Walhi Tuntut BHP Biliton Bayar Utang Kepada Kalimantan Tengah

Meski telah meninggalkan Kalimantan Tengah, perusahaan besar pertambangan, BHP Billiton, masih mempunyai utang. Salah satunya, ganti rugi kepada masyarakat suku Dayak Murung dan Dayak Haju di Kabupaten Murung Raya.


BHP Biliton di Indonesia dikenal dengan IndoMet Coal Project (kini telah diakuisisi PT Adaro Energy). Menguasai 7 konsesi PKP2B, dengan luasan lahan mencapai kurang lebih 350.000 hektare di wilayah Kalteng dan Kaltim.

Dua perusahaanya di Kalteng berada di Kabupaten Murung Raya, yakni Lahai Coal di Kecamatan Laung Tuhup, dan Maruwei Coal di hulu sungai Beriwit. Dua perusahaan ini masih memiliki hutang, yaitu masalah yang belum diselesaikan.

Maruwei Coal diduga mengakibatkan pencemaran di Sungai Beriwit, sungai yanh menjadi sumber air masyarakat setenpat. Hal itu diketahui setelah Wahana Lingkungan Hidup (Walhi) Kalteng melakukan uji laboratorium sampel air darisana.

Kemudian Lahai Coal juga memiliki masalah yang berakibat pada terancamnya kehidupan masyarakat. Dimana pada sekitaran Juni lalu, dua kolam pengendapan (settling pond) di tambang haju milik perusahaan itu jebol. Akibatnya, terjadi banjir limbah limpasan air asam tambang ke sungai.

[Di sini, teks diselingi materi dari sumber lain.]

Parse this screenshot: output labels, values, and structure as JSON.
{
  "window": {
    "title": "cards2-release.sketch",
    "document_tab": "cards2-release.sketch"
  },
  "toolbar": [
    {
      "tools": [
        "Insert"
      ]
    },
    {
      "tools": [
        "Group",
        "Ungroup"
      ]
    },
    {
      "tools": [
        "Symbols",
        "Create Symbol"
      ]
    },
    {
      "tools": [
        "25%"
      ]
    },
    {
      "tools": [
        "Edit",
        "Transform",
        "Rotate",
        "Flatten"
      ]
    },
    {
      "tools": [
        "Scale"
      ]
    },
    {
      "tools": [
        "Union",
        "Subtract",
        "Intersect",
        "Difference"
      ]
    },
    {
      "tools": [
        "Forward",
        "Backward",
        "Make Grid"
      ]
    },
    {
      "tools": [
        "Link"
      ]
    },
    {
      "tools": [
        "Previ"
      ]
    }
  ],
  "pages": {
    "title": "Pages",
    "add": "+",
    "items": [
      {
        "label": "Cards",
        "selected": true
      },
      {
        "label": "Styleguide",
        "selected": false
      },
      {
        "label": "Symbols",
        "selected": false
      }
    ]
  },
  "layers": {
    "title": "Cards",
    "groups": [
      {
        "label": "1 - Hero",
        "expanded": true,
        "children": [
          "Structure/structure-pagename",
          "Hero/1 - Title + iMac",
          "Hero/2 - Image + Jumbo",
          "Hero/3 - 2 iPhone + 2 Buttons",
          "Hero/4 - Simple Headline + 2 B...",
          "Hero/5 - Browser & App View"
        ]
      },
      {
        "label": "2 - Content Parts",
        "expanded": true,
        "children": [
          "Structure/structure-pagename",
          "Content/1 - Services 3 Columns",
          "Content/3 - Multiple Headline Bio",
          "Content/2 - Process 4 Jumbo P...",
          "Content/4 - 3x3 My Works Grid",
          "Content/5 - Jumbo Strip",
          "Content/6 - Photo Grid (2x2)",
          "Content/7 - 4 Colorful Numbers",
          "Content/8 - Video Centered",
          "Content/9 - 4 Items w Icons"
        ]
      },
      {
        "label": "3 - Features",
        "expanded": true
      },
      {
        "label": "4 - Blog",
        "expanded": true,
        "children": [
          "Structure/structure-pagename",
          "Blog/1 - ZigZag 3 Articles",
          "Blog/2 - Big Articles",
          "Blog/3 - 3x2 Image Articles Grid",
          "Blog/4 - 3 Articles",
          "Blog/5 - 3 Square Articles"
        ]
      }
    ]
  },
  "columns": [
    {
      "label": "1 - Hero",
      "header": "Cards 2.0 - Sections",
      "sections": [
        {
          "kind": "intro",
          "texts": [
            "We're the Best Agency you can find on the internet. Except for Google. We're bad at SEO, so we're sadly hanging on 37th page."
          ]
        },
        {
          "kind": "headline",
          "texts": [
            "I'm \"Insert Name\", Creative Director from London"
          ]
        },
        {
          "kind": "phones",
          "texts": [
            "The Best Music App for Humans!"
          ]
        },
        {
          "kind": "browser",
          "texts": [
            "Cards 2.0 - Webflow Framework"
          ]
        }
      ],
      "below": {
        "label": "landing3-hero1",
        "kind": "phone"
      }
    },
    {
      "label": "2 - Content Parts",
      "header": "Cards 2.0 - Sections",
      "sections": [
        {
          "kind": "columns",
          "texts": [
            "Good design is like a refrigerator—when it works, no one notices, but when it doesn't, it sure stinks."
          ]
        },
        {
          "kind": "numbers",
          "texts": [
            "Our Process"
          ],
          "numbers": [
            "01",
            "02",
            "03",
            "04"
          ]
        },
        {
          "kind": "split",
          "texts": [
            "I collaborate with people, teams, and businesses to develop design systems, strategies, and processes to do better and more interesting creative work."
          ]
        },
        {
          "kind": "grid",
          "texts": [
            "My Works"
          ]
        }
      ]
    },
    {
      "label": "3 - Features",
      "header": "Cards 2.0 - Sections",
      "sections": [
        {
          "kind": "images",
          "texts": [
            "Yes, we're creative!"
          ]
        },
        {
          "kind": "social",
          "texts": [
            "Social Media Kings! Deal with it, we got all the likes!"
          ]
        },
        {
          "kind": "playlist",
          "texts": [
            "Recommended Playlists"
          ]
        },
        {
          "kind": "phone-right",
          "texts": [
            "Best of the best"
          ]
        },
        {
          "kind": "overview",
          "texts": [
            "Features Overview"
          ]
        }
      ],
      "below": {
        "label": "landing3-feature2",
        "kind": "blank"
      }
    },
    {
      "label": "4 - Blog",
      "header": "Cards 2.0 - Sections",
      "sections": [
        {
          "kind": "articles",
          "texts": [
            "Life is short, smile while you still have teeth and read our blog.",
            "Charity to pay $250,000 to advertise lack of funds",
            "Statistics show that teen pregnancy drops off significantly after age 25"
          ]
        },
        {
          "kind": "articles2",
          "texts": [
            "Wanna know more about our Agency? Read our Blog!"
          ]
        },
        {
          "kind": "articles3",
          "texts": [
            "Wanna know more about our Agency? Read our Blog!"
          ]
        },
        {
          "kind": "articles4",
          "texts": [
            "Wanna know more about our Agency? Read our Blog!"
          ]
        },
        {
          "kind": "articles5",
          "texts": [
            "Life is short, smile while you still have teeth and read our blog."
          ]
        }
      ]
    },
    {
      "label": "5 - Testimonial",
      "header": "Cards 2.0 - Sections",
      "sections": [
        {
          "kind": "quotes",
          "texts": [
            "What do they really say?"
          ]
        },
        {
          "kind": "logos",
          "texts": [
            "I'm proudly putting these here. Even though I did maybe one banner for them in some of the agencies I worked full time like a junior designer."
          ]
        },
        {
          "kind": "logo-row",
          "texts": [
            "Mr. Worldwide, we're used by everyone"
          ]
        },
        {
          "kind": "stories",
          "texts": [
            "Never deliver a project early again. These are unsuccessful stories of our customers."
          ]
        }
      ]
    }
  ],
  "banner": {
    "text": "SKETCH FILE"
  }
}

Saat rapat pemegang saham (Annual Gerenal Meeting) yang dilaksankan di hotel Queen Elizabeth II Conference Centre di Central London, Direktur Walhi Kalimantan Tengah, Ari Rompas menyempatkan menagih hutang perusahaan besar asal Australia ini. Dia menyampaikan langsung kepada Jack Naser (chairman) dan Andrew McKenzie (chief executive) BHP Biliton.

“Ini adalah salah satu upaya yang dilakukan bersama dengan London Mining Network, sebuah organisasi lingkungan yang berpusat di London untuk menyuarakan dampak pertambangan atas lingkungan,” kata Ari Rompas, Selasa (1/11/2016).

Perusahaan besar itu ditagih untuk memenuhi kompensasi terhadap masyarakat di desa Maruwei. BHP Biliton juga diminta mengakui hak masyarakat atas wilayah adatnya.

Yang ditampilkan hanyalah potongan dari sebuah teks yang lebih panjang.